## Poor Mr Boole

Numerical integration is awfully useful. Most of us will remember the trapezoid rule that we learn at school, where the function we are integrating is substituted by a straight line and the integral as estimated as the are under the curve:

$I_2~=~\frac{1}{2}h\left(f_1-f_0\right)$

where h is the interval that we split the curve into and $f_1$ and $f_0$ are the values of the function on either side of the function.

One way to obtain better methods is to interpolate higher order polynomials, and the integrate those. It is possible to, for example, use three points and interpolate with a parabola, four points and interpolate with a cubic or five points and interpolate with a quartic. This latter method is often called Bode’s rule. But here comes the shocking news: it wasn’t Bode who came up with, but the English mathematician Boole. It became known as Bode’s rule because of a misprint in a maths textbook from the 70s. I guess the consolation prize is that Boole got a whole branch of logic named after him.
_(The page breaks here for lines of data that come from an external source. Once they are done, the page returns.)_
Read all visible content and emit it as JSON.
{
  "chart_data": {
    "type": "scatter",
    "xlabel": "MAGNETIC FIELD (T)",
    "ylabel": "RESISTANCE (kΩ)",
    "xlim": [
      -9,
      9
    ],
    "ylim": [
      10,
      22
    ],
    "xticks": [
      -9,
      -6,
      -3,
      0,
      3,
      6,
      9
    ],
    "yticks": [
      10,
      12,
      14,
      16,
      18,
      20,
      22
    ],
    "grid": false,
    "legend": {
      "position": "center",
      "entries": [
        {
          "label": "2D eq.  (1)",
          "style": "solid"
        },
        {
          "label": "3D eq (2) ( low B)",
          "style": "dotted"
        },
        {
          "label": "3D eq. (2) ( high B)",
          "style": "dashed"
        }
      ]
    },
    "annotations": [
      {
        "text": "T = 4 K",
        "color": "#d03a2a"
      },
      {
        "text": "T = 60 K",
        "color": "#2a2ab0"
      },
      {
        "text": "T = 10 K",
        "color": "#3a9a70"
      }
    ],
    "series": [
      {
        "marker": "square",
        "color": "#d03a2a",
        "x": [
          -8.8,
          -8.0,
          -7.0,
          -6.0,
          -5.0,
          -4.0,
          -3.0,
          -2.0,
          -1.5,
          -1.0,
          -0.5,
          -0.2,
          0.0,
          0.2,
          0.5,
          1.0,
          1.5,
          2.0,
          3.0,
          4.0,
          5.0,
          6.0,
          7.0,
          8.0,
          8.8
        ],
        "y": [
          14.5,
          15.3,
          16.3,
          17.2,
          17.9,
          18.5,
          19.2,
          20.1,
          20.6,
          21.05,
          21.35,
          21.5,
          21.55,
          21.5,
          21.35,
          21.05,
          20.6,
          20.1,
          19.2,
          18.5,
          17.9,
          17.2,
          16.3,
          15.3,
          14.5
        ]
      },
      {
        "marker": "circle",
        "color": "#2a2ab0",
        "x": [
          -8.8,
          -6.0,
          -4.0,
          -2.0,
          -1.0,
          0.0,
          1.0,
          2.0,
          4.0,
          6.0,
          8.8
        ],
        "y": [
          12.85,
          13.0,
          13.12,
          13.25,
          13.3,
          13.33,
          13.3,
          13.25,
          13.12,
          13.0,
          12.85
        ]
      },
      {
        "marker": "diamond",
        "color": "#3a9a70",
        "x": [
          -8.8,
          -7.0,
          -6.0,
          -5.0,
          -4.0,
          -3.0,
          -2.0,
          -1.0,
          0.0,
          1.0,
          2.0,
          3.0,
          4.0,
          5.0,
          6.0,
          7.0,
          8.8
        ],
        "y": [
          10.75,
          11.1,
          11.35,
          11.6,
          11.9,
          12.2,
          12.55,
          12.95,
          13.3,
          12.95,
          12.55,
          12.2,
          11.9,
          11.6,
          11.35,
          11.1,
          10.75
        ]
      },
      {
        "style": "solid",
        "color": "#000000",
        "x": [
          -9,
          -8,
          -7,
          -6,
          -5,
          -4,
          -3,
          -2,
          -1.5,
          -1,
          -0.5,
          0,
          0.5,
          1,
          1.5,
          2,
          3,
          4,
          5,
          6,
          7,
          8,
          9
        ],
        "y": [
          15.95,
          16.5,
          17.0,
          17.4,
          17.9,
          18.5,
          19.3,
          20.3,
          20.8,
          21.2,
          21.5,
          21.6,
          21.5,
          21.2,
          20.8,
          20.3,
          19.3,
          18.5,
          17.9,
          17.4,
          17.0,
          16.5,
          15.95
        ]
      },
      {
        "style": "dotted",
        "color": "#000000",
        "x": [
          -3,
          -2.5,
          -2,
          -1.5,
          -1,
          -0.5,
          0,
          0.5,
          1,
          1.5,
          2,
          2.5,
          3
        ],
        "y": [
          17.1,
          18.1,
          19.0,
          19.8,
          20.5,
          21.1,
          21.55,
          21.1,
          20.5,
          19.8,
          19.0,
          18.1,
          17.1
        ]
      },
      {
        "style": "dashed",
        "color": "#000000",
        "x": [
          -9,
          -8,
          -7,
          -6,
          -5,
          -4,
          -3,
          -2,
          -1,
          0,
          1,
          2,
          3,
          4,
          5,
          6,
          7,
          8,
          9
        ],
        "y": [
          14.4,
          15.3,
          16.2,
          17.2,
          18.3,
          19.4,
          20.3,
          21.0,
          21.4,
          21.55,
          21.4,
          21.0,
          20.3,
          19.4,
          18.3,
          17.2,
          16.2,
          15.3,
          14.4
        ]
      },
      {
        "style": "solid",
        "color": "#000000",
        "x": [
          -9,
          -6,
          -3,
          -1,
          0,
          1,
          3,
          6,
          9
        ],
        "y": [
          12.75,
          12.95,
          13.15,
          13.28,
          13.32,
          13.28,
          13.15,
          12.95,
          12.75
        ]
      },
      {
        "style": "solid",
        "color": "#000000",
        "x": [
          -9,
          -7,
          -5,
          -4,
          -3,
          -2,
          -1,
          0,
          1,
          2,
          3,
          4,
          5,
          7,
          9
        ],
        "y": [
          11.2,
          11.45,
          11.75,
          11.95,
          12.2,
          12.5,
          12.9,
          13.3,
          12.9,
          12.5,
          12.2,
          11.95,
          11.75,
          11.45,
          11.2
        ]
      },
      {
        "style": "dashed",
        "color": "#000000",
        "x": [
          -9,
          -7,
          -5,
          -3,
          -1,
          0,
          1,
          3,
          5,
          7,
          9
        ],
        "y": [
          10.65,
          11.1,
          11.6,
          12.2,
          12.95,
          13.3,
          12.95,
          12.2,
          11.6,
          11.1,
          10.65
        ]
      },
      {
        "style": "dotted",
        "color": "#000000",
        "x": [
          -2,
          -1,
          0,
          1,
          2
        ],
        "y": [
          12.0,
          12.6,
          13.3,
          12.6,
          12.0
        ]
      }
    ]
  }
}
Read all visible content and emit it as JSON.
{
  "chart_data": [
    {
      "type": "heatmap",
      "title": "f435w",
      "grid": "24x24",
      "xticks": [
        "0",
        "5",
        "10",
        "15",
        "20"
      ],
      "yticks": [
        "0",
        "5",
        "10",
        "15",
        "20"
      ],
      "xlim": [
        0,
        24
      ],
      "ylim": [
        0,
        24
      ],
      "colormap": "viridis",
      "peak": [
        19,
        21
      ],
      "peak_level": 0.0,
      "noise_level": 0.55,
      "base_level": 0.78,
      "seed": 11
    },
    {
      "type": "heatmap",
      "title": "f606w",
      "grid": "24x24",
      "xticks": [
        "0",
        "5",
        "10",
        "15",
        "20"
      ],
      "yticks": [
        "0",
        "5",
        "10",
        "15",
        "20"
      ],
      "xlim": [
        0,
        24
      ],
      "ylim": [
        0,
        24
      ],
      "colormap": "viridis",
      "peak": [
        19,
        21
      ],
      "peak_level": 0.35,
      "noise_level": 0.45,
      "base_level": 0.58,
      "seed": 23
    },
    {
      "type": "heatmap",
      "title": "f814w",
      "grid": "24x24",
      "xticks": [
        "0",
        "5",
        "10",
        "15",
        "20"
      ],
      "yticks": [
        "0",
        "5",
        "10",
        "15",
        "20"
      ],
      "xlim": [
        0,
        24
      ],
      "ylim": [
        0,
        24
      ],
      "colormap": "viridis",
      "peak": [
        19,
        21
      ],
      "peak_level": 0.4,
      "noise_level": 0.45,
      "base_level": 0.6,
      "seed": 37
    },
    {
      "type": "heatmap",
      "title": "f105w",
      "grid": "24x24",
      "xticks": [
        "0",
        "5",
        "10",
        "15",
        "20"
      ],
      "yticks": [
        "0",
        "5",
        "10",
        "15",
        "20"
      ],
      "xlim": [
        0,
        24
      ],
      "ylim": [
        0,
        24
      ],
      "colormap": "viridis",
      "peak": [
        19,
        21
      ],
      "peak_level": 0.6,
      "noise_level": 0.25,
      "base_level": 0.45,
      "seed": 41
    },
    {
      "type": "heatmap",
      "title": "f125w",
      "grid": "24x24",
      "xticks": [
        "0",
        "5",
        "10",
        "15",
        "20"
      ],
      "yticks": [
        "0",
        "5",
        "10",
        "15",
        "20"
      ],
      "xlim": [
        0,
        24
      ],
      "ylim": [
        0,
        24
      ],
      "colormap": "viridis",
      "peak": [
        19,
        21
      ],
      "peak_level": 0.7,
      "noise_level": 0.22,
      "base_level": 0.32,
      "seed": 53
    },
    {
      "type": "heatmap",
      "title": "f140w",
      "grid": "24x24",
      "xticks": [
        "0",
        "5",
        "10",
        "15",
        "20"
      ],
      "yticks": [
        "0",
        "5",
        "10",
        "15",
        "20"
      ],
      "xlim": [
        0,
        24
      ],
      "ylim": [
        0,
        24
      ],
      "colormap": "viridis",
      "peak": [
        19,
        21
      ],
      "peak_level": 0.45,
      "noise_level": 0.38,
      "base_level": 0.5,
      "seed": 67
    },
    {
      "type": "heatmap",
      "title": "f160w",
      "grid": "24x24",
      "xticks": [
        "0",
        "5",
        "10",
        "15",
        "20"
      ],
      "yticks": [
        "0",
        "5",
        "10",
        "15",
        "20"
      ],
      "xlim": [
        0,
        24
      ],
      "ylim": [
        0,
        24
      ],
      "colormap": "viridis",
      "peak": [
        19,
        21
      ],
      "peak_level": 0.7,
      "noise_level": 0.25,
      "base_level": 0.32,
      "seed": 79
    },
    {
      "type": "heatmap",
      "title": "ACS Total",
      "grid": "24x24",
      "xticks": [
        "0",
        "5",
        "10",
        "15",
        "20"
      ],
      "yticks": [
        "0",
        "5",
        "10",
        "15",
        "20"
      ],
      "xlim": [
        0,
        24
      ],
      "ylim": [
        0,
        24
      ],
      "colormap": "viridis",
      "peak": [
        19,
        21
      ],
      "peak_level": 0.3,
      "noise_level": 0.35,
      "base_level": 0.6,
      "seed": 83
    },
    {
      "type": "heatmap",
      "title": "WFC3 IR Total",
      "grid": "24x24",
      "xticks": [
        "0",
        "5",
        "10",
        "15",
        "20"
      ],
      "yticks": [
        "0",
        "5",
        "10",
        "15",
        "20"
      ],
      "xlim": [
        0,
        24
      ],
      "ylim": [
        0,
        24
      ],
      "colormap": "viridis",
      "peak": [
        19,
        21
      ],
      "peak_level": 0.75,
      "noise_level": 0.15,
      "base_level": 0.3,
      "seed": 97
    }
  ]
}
So does Boole’s rule make a better approximation than the just applying the trapezoidal rule? In this picture I will show sin(x) with x between 0 and $\pi/2$ fitted with 5 straight lines (green curve) and with the polynomial used in Boole’s rule (red curve):

The red (corresponding to Boole’s rule) is pretty much right on the sin curve. If we actually take the difference between the fits and the sine curve we obtain the error:

where blue is the error using trapezoidal rule and green sticking with Boole.

The moral of the story is that you can get the name wrong, so long as you get the Maths rights!